Andreï Korobeïnikov, Christoph Berner, Alexeï Volodin, Brigitte Engerer, David Kadouch, Katia et Marielle Labèque… Les pianistes qui prennent cette année encore les chemins de Touraine rappellent l’origine de leurs Fêtes musicales. En 1963, leur immense aîné Sviatoslav Richter fut frappé par la beauté majestueuse et poétique de la Grange de Meslay, édifiée par les moines de l’abbaye de Marmoutier au début du XIIIe siècle. Derrière sa façade, le bâtiment révélait un volume intérieur exaltant et une somptueuse charpente en cœur de chêne. Le pianiste russe y décela aussitôt le lieu idéal où fonder le festival dont il rêvait en bord de Loire.

Cinquante ans plus tard, la musique magnifie toujours l’édifice agricole médiéval, au fil d’une programmation tissée par René Martin. On reconnaît la « griffe » du créateur de La Folle Journée de Nantes et du Festival de La Roque-d’Anthéron : la musique de chambre règne en souveraine, les jeunes générations d’interprètes déploient leur éloquence toute fraîche sous le parrainage amical de musiciens plus aguerris…

Les plus opiniâtres réussiront peut-être à se faufiler dans la Grange dès vendredi 15 juin au soir (21 heures) pour le concert inaugural dont les places se sont arrachées. Le public n’a pas voulu manquer le duo violon-piano formé par les Russes Vadim Repin et Andreï Korobeïnikov. La hauteur de vue du premier, la farouche énergie du second et l’ébouriffante virtuosité qu’ils partagent s’illustreront dans Beethoven, Debussy et Prokofiev. Samedi 16 et dimanche 17 juin, les pianistes Alexei Volodin et Yuliana Avdeeva (lauréat du dernier Concours Chopin de Varsovie) témoigneront à leur tour de cette éblouissante école russe du clavier dont Richter fut l’incomparable soleil.

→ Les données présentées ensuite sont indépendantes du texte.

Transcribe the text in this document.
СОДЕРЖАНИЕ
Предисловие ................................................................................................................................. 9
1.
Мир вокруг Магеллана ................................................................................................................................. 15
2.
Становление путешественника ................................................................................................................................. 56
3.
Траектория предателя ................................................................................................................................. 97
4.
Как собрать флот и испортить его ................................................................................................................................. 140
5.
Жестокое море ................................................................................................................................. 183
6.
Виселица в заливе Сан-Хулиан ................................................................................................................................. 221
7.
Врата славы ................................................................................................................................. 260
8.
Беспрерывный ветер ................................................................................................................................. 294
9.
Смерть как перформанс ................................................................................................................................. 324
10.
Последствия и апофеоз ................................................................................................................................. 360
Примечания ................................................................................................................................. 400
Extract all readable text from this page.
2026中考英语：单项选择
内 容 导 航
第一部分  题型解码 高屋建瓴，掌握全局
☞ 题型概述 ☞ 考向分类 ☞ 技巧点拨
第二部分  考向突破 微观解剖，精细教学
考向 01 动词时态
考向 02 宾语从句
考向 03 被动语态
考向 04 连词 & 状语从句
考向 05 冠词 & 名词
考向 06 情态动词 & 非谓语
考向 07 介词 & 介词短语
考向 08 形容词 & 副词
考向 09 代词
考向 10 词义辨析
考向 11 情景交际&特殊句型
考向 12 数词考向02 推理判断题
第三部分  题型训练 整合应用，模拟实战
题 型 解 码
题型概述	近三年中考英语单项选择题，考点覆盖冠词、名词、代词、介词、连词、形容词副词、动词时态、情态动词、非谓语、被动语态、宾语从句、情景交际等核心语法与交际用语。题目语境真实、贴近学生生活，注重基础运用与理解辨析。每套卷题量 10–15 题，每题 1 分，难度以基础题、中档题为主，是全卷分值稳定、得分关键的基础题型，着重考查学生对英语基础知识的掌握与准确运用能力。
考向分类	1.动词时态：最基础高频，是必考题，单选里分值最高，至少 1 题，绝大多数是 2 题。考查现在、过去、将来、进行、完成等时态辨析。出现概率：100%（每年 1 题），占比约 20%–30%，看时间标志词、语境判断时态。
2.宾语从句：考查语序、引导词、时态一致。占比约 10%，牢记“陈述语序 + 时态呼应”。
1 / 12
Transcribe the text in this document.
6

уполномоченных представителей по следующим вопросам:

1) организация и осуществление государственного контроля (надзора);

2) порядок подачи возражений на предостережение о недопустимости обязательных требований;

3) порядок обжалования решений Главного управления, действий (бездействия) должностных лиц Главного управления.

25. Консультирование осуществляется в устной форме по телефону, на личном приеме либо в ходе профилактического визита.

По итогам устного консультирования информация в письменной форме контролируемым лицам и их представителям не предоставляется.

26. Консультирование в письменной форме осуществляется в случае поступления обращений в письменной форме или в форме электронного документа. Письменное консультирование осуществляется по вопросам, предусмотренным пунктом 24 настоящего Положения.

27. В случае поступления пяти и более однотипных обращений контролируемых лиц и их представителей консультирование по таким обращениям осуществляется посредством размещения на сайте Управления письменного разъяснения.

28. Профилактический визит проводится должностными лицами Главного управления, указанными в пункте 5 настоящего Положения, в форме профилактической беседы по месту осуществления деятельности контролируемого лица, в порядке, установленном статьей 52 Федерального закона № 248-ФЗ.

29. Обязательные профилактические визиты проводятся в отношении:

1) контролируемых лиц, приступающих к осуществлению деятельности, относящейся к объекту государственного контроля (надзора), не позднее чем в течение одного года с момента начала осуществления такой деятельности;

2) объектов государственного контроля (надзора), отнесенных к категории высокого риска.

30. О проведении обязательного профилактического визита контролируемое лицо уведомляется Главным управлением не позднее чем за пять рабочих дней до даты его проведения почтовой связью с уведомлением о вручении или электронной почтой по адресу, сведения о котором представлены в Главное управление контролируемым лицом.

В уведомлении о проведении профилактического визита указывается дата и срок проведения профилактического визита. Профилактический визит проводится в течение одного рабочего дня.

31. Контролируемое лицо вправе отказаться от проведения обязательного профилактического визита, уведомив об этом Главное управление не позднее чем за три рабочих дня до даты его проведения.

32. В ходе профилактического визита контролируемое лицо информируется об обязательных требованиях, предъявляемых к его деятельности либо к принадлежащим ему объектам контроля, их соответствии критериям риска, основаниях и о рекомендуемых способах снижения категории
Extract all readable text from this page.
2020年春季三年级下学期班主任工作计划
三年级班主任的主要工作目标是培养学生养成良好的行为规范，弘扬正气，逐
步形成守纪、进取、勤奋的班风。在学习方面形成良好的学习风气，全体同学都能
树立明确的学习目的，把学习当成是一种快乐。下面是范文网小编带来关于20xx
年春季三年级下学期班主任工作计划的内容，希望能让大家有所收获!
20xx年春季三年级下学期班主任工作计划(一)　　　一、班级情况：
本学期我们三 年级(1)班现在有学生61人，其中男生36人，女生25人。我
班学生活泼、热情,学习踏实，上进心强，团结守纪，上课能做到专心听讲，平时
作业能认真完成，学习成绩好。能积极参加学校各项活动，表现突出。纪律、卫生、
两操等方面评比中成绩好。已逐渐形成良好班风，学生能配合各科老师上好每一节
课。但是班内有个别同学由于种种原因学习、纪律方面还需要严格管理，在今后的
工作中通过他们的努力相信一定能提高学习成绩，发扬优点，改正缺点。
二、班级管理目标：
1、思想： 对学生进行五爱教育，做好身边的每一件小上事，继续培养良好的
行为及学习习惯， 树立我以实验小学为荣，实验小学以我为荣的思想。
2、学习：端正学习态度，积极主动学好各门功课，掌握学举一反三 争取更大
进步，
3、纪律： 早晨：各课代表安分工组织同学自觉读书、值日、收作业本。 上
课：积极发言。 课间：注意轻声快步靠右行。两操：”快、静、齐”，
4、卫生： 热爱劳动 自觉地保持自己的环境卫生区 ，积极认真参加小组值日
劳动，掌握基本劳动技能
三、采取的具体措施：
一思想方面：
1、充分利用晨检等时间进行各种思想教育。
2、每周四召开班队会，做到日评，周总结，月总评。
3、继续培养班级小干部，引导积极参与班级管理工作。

Redécouverte de l’oeuvre de Schubert, Schumann…

N’allons pas imaginer pour autant que Les Fêtes musicales cultivent une exclusivité moscovite ou pétersbourgeoise ! L’un des moments attendus de ce premier week-end (samedi 16 juin à 18 heures) est placé sous le signe de l’art vocal germanique grâce au ténor allemand Werner Güra et au pianiste autrichien Christoph Berner (1).

Le récent décès du baryton Dietrich Fischer-Dieskau et les hommages rendus à son exemplaire carrière au service du lied ont permis de redécouvrir la force émotionnelle des pages de Schubert, Schumann, Brahms ou Wolf qui racontent en quelques minutes parfois autant qu’un opéra tout entier. Avec son timbre clair et sa lumineuse musicalité – peaufinée dans la troupe de l’Opéra de Dresde, prélude à un parcours jusqu’ici sans faute –, sa diction élégante et son phrasé plein de naturel, Werner Güra reprend dignement le flambeau du lied.

Mais saurait-il autant nous séduire s’il ne partageait la scène avec Christoph Berner ? Leur complicité persuade du précieux alliage, organique, entre la voix et le piano pour dessiner les paysages intérieurs – joyeux, pensifs ou douloureux – de chacun des lieder du Swanengesang (Le Chant du Cygne) de Schubert ou du Dichterliebe (Les Amours du poète) de Schumann. Trop peu connu en France, Christoph Berner évoque Alfred Brendel par la pureté classique de son jeu, soudain troublée d’une rêveuse mélancolie, toute romantique.